2. Damaged O2 sensor:
The emissions system on your vehicle is highly complex. It starts with a series of sensors that monitor the fuel/air ratio and the amount of carbon deposits coming from your exhaust. Since these sensors are exposed to hot exhaust and can be corroded with carbon deposits from fuel and exhaust vapor, they can become damaged rather easily. When the oxygen (O2) sensor fails, it can cause the engine to misfire, lead to poor acceleration, bad fuel economy, and more. An O2 sensor failure will typically cause a vehicle to fail an emissions test in most US states.
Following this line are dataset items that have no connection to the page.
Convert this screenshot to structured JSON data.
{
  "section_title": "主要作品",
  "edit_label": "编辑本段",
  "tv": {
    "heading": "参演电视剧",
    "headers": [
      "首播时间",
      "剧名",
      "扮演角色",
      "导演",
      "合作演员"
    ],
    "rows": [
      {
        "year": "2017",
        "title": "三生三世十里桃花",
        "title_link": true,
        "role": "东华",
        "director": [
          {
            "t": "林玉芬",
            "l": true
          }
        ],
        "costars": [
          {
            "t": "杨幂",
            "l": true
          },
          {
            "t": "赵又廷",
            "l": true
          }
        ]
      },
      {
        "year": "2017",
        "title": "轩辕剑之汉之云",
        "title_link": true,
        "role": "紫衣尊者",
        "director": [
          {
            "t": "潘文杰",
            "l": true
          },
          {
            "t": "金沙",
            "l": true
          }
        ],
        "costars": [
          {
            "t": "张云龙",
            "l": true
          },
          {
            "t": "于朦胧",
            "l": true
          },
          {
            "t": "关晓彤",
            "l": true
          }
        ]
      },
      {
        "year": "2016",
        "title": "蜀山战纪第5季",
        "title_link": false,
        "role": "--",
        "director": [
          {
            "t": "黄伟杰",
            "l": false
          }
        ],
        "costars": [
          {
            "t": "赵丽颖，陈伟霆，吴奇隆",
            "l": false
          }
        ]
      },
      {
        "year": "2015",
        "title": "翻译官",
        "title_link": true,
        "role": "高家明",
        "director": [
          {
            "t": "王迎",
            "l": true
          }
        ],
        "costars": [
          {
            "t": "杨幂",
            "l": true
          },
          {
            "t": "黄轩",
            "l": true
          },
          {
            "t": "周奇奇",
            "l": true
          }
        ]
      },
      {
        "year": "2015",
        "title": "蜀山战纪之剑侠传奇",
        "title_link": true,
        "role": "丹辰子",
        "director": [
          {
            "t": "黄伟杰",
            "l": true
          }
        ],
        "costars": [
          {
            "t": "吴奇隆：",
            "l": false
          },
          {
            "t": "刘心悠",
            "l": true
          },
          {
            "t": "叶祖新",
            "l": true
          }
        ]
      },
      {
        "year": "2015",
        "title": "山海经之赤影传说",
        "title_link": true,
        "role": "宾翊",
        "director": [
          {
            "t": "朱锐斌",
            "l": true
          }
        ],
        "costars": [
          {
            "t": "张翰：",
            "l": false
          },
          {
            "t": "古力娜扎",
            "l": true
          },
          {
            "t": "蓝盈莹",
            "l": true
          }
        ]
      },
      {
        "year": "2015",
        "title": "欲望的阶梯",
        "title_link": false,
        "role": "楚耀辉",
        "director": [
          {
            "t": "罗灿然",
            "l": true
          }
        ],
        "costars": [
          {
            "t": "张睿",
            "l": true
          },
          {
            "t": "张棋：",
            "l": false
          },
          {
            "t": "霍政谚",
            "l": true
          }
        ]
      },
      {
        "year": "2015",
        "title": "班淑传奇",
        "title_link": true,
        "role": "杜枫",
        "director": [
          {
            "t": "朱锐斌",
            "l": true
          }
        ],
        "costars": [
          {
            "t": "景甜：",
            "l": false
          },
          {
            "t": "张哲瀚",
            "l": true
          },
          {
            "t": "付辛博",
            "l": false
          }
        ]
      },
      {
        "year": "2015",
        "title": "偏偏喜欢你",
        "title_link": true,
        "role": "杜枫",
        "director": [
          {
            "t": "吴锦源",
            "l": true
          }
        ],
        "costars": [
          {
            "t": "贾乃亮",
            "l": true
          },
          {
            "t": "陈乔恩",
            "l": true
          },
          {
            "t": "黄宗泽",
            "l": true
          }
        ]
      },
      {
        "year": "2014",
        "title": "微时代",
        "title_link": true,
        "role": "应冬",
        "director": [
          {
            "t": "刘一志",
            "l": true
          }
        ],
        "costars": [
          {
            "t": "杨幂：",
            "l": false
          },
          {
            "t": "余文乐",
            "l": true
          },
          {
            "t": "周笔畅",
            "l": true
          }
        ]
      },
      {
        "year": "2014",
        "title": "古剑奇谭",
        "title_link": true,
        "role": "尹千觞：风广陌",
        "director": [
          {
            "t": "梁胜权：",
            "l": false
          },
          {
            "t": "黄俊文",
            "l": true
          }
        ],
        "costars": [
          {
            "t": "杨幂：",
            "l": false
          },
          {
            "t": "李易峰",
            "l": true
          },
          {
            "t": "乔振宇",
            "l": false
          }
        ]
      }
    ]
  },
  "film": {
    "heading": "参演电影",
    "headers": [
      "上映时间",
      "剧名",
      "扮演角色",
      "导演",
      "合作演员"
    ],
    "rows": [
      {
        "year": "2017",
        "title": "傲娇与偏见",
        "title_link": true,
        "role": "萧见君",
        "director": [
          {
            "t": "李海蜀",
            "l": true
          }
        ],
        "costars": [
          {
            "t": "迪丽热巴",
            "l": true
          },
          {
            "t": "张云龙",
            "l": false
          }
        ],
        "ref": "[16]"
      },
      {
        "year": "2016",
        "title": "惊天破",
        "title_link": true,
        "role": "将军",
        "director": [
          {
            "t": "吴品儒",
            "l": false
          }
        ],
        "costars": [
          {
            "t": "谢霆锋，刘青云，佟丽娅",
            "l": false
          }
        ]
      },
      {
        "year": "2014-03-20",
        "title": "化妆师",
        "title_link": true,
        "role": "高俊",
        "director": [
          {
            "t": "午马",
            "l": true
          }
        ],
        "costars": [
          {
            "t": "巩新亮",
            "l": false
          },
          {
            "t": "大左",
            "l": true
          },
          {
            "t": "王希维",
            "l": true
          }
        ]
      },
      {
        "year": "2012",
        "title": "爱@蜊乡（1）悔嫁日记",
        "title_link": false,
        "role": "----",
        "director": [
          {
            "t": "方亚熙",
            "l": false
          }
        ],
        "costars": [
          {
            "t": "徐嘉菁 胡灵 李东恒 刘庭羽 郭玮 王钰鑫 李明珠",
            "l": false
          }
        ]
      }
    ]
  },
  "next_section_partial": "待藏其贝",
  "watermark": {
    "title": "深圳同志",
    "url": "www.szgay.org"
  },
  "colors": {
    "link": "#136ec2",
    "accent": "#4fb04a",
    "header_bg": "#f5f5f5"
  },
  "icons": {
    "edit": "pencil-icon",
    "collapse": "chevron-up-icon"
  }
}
3. Catalytic Converter is Clogged:
While the O2 sensors monitor exhaust gases, the catalytic converter is designed to filter exhaust before heading out the tailpipe. Like any other filter, the catalytic converter can wear out or become clogged with too much debris to be effective. When this happens, it will create an error code and trigger the CEL. A clogged catalytic converter can cause poor fuel mileage, engine misfiring, bad acceleration and even lead to internal engine damage if not replaced.
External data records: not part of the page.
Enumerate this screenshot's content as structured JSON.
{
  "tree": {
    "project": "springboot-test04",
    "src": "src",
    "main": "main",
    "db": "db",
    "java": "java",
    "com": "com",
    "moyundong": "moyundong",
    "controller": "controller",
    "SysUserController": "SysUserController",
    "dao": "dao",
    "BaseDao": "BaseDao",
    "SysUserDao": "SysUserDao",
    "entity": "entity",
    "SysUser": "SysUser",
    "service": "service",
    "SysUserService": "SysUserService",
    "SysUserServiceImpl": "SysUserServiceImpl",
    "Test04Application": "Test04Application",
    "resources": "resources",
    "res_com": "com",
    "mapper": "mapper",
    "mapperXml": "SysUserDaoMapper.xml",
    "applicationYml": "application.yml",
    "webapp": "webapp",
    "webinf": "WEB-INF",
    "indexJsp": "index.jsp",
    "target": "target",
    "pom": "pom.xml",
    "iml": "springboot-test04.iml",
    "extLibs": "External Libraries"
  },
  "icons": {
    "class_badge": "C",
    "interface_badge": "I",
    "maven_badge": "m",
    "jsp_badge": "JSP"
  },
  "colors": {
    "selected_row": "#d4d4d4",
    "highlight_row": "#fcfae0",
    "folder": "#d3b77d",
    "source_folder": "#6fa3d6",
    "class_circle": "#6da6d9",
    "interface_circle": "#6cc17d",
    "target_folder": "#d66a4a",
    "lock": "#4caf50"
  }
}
4. Loose or Damaged Fuel Cap:
Today's modern cars, trucks and SUV's are very carefully monitored for fuel economy and emissions. If the gas cap is either left off, damaged, or does not maintain a solid seal, it will create less pressure inside the fuel cell. This tells the sensor there is a problem, creates the error code, and - you guessed it - illuminates the check engine light. When the fuel cap is loose or damaged, it can cause acceleration problems and/or poor fuel economy.
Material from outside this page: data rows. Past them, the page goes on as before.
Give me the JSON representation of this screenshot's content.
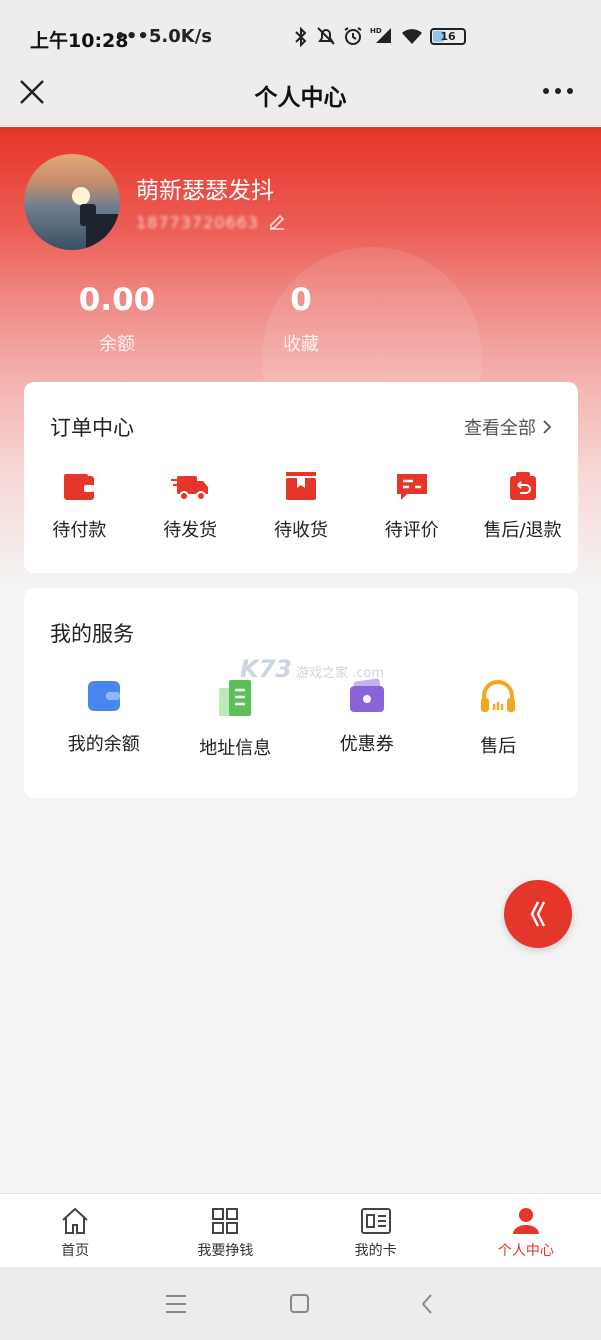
{
  "status_bar": {
    "time": "上午10:28",
    "speed": "•••5.0K/s",
    "battery": "16"
  },
  "nav": {
    "title": "个人中心"
  },
  "profile": {
    "name": "萌新瑟瑟发抖",
    "phone": "18773720663"
  },
  "stats": [
    {
      "value": "0.00",
      "label": "余额"
    },
    {
      "value": "0",
      "label": "收藏"
    }
  ],
  "orders": {
    "title": "订单中心",
    "view_all": "查看全部",
    "items": [
      {
        "label": "待付款",
        "icon": "wallet-icon"
      },
      {
        "label": "待发货",
        "icon": "truck-icon"
      },
      {
        "label": "待收货",
        "icon": "package-icon"
      },
      {
        "label": "待评价",
        "icon": "comment-icon"
      },
      {
        "label": "售后/退款",
        "icon": "refund-icon"
      }
    ]
  },
  "services": {
    "title": "我的服务",
    "items": [
      {
        "label": "我的余额",
        "icon": "wallet-icon"
      },
      {
        "label": "地址信息",
        "icon": "building-icon"
      },
      {
        "label": "优惠券",
        "icon": "ticket-icon"
      },
      {
        "label": "售后",
        "icon": "headset-icon"
      }
    ]
  },
  "watermark": {
    "main": "K73",
    "sub": "游戏之家 .com"
  },
  "tabs": [
    {
      "label": "首页"
    },
    {
      "label": "我要挣钱"
    },
    {
      "label": "我的卡"
    },
    {
      "label": "个人中心"
    }
  ],
  "colors": {
    "primary": "#e5362b",
    "blue": "#4a86ef",
    "green": "#5cc05a",
    "purple": "#8b63d8",
    "orange": "#f5a623"
  }
}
5. Mass Air Flow Sensor is Damaged:
You're probably seeing a pattern here. In reality, most check engine lights are triggered due to fuel or emissions system issues. The mass air flow sensor or MAF is responsible for carefully mixing the right ratio of air to fuel, maintaining a clean and efficient burn inside the combustion chamber of your engine. If the MAF is damaged, the MAF sensor will send a signal to the ECU to let you know this needs to be replaced or cleaned. A faulty mass air flow sensor can prevent your engine from starting. If your car will crank over but not light-up, this is probably the source.